Thursday, April 18, 2013

Sister Sledge - Bet Cha Say That to All the Girls

A little more than a year after their 1982 release The Sisters (click here for that review), Debbie, Joni, Kathy and Kim Sledge returned to the charts with their seventh studio album Bet Cha Say That to All the Girls. This Sister Sledge album stalled at number 169 on the US Billboard Hot 200 yet climbed to number 35 on the US Billboard R&B chart.

Today we will look at this 1983 album as part of its thirtieth anniversary.

Side one begins with “B.Y.O.B. (Bring Your Own Baby)”. As the album’s first single, it reached number 22 on the US Billboard R&B charts. This one went back to the group’s 70’s sound with a strong bass rhythm and solid dance beat. The lyrics are a warning from one woman to another - “bring your own man because my man is off-limits!”

The funky groove continues with “Lifetime Lover”, the B-side to the second single. This one is a tale about two determined to honor a commitment to one another, even though they have to spend much time apart. I like the synth keyboards and the bass lines on the bridge.

“Once In Your Life” is the album’s first ballad. It features a sultry saxophone to set the sensual scene.

The groove returns with the syncopated rhythms of “Shake Me Down”. This is a funky recollection of slipping out underage, thanks to a fake ID, to go dancing in a big city night club. I like the line “I used to be a minor on the major scene” - nice play on words. This is definitely my favorite track so far.

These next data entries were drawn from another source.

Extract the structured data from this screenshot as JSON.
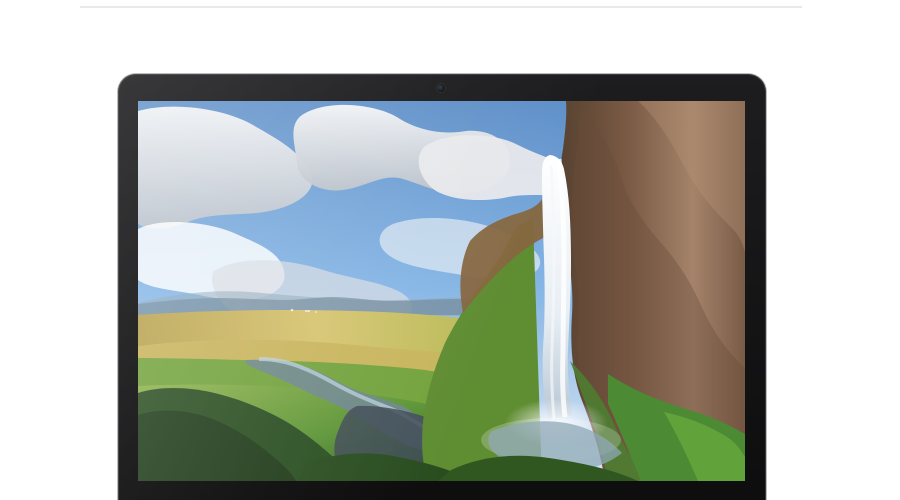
{
  "page": {
    "background": "#ffffff",
    "divider_color": "#e9e9e9"
  },
  "device": {
    "type": "laptop-display",
    "bezel_color": "#141416",
    "camera": "webcam-dot"
  },
  "wallpaper": {
    "subject": "waterfall-cliff-landscape",
    "colors": {
      "sky": "#6f9fd4",
      "clouds": "#e7e8ea",
      "cliff": "#7a5a43",
      "grass": "#5f9b36",
      "fields": "#c7b55a",
      "water": "#dfe6ee"
    }
  }
}
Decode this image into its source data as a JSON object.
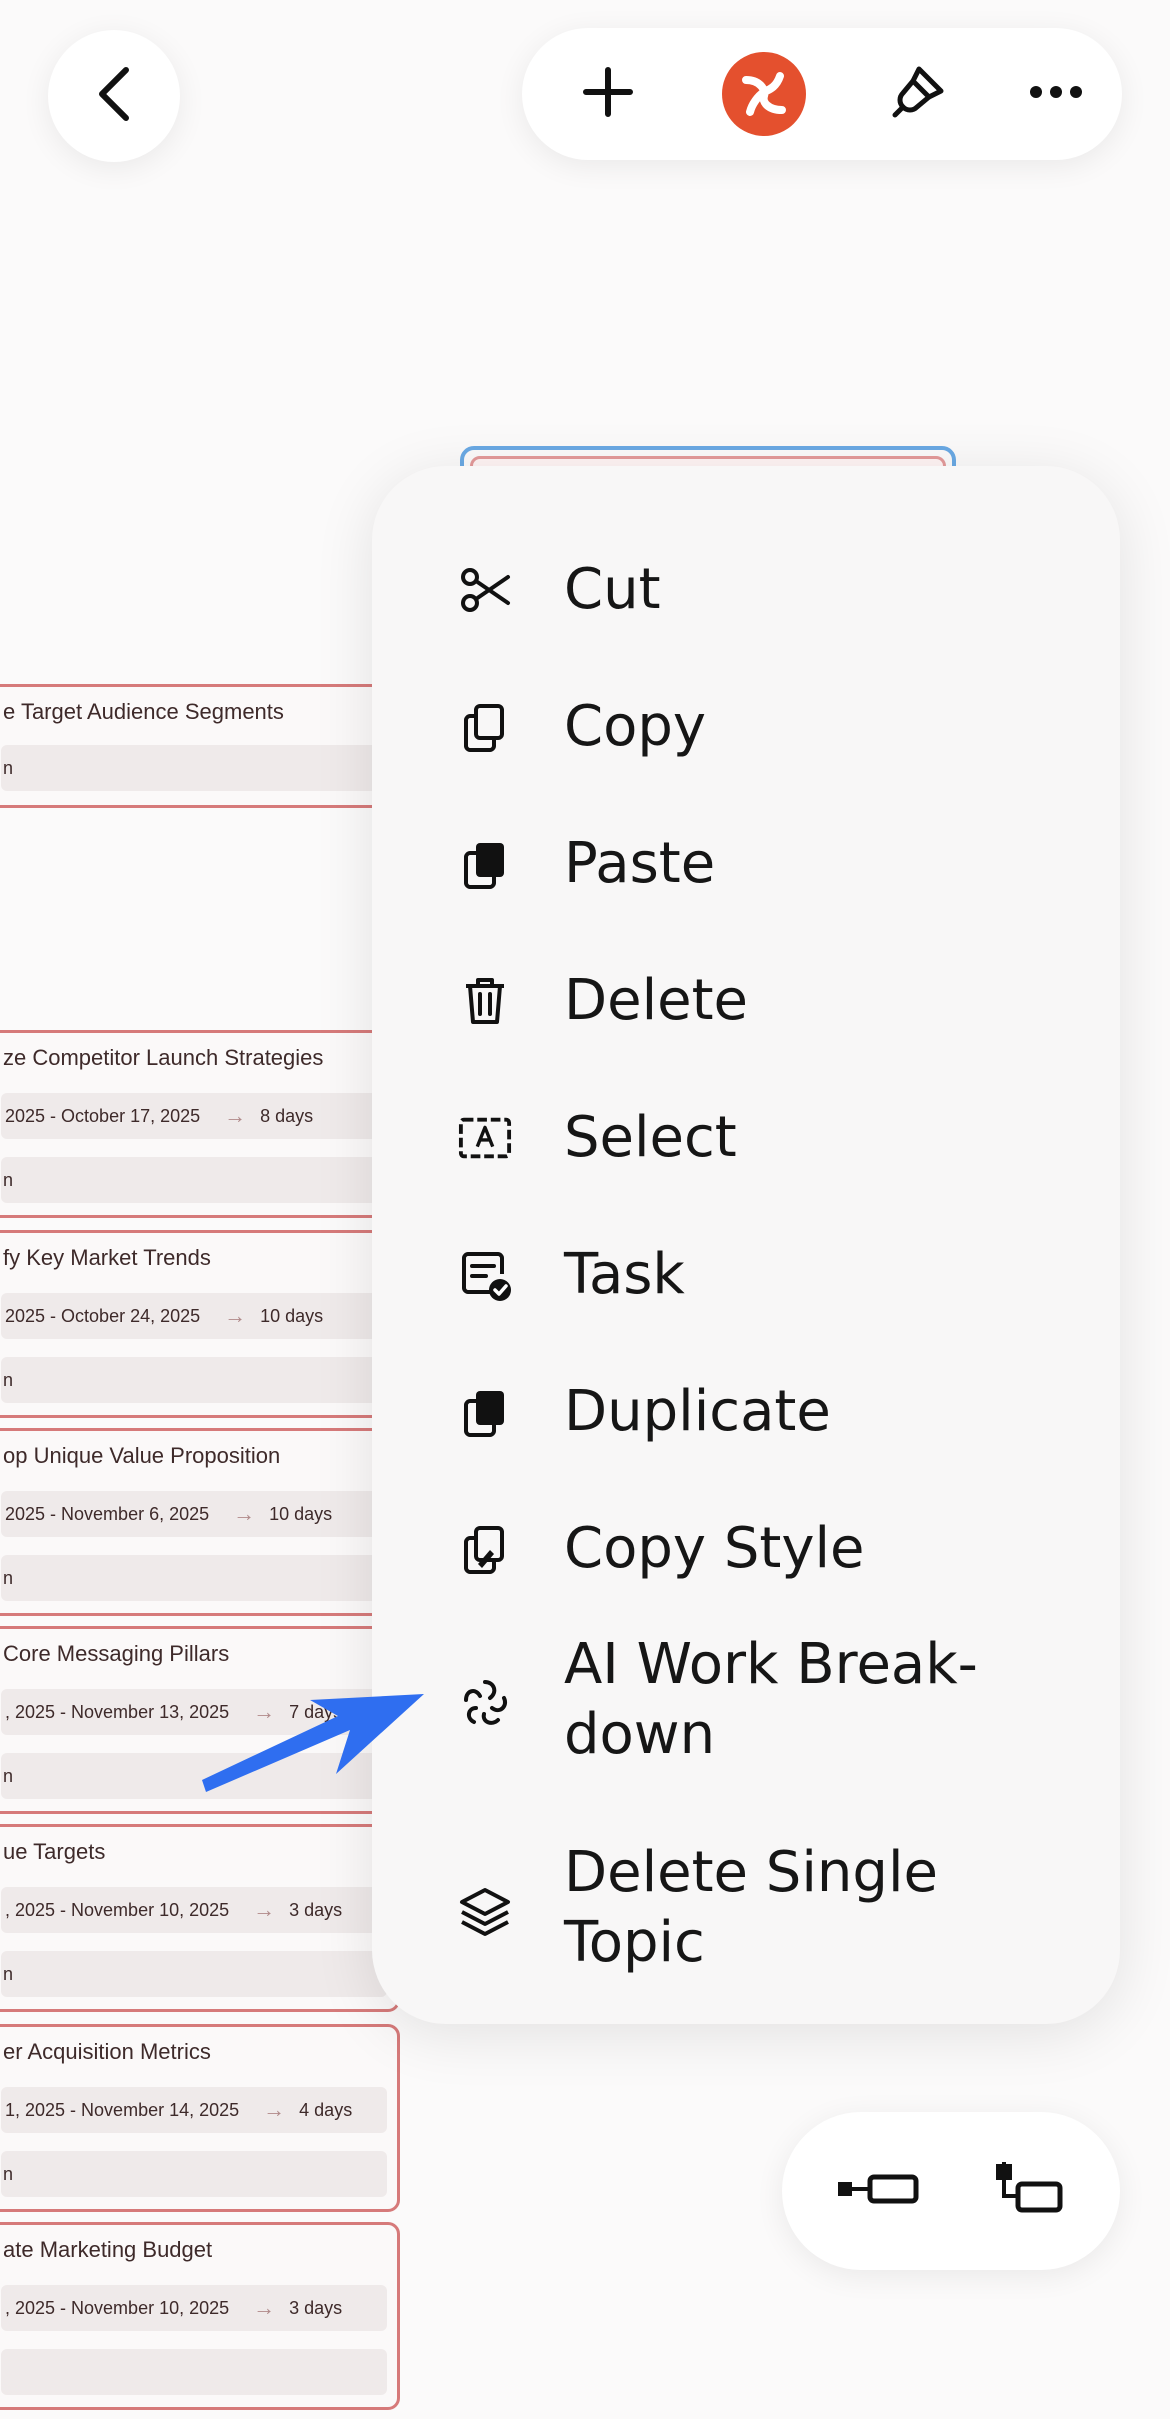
{
  "toolbar": {
    "back_icon": "chevron-left-icon",
    "add_icon": "plus-icon",
    "logo_icon": "app-logo-icon",
    "style_icon": "paint-brush-icon",
    "more_icon": "more-horizontal-icon"
  },
  "canvas": {
    "topics": [
      {
        "title": "e Target Audience Segments",
        "pill2": "n"
      },
      {
        "title": "ze Competitor Launch Strategies",
        "dates": "2025 - October 17, 2025",
        "arrow": "→",
        "days": "8 days",
        "pill2": "n"
      },
      {
        "title": "fy Key Market Trends",
        "dates": "2025 - October 24, 2025",
        "arrow": "→",
        "days": "10 days",
        "pill2": "n"
      },
      {
        "title": "op Unique Value Proposition",
        "dates": "2025 - November 6, 2025",
        "arrow": "→",
        "days": "10 days",
        "pill2": "n"
      },
      {
        "title": "Core Messaging Pillars",
        "dates": ", 2025 - November 13, 2025",
        "arrow": "→",
        "days": "7 days",
        "pill2": "n"
      },
      {
        "title": "ue Targets",
        "dates": ", 2025 - November 10, 2025",
        "arrow": "→",
        "days": "3 days",
        "pill2": "n"
      },
      {
        "title": "er Acquisition Metrics",
        "dates": "1, 2025 - November 14, 2025",
        "arrow": "→",
        "days": "4 days",
        "pill2": "n"
      },
      {
        "title": "ate Marketing Budget",
        "dates": ", 2025 - November 10, 2025",
        "arrow": "→",
        "days": "3 days",
        "pill2": ""
      }
    ]
  },
  "menu": {
    "items": [
      {
        "label": "Cut",
        "icon": "scissors-icon"
      },
      {
        "label": "Copy",
        "icon": "copy-icon"
      },
      {
        "label": "Paste",
        "icon": "paste-icon"
      },
      {
        "label": "Delete",
        "icon": "trash-icon"
      },
      {
        "label": "Select",
        "icon": "select-text-icon"
      },
      {
        "label": "Task",
        "icon": "task-icon"
      },
      {
        "label": "Duplicate",
        "icon": "duplicate-icon"
      },
      {
        "label": "Copy Style",
        "icon": "copy-style-icon"
      },
      {
        "label_line1": "AI Work Break-",
        "label_line2": "down",
        "icon": "ai-sparkle-icon"
      },
      {
        "label_line1": "Delete Single",
        "label_line2": "Topic",
        "icon": "layers-icon"
      }
    ]
  },
  "layout_control": {
    "left_icon": "layout-horizontal-icon",
    "right_icon": "layout-tree-icon"
  },
  "colors": {
    "accent_blue": "#2f6ef0",
    "node_border": "#d67a7a",
    "selected_border": "#6aa9e4",
    "logo": "#e4502e"
  }
}
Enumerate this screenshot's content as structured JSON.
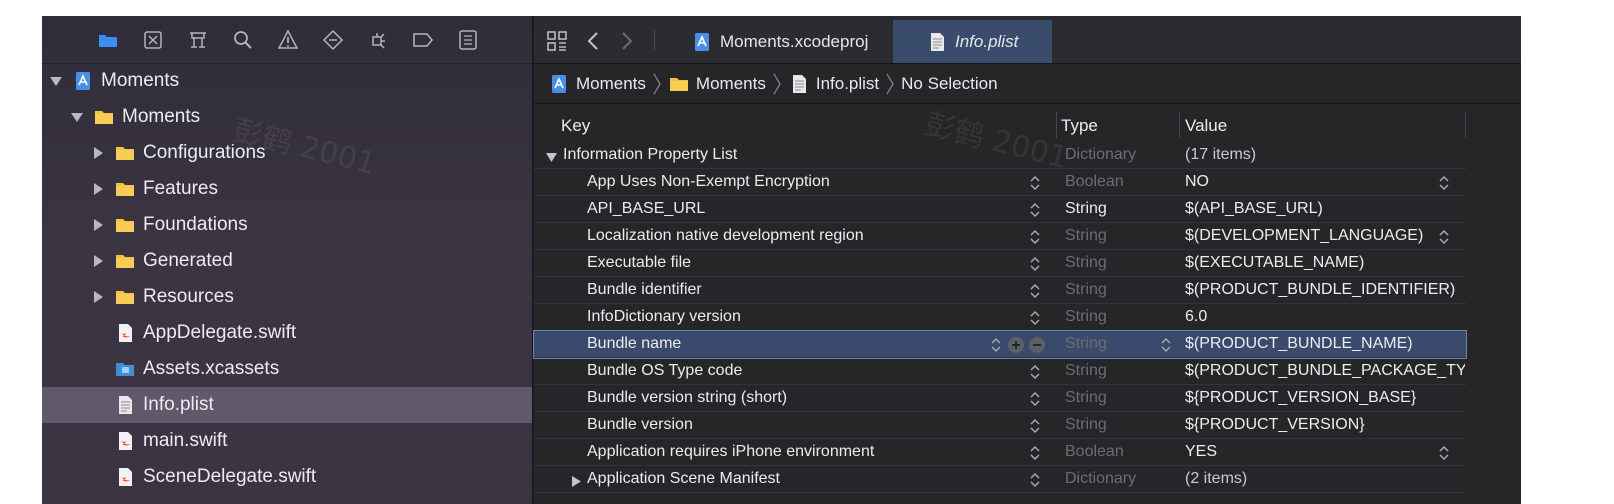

“Dream On” closes out the side with a swaying mid-tempo tune advising how to survive a break-up and move on to a brighter future. The lovely vocal harmonies of the four siblings shine here.

Side two starts with “Let Him Go”, released as the second single; it peaked at number 56 on the US Billboard R&B chart. The song features a strong synth line and a bit of a rocking edge that really embraces that 80’s sound. I am kind of surprised it did not do better on the charts; I really like it a lot.

The B-side to the first single was “Smile”. It advises that sometimes a simple thing like smiling can help you turn the gray skies blue. Positive attitudes are contagious.

The title track is next. “Bet Cha Say That to All the Girls” opens with some cascading synth rhythms, punctuated by powerful horns. It paints the scenario of a nightclub player who uses some tired lines to try to impress the ladies. I like how the ladies set up a great album cover to go with this one.

The second single was “Gotta Get Back to Love”, a sweet slow-tempo ballad that pleas to repair an ailing relationship.

The final track “Thank You For the Party”, a rousing mid-tempo dance number, charted in Belgium at number 27.

I had not heard much from Bet Cha Say That to All the Girls back in the day, and that is kind of a bummer for me. This is one I certainly would have picked up had the songs crossed over from the R&B charts into my listening circle. This album is right in line with my mid-80’s club dancing phase. As my music library is severely lacking on Sister Sledge songs in general, this one will have a place in my download library by the time this review posts.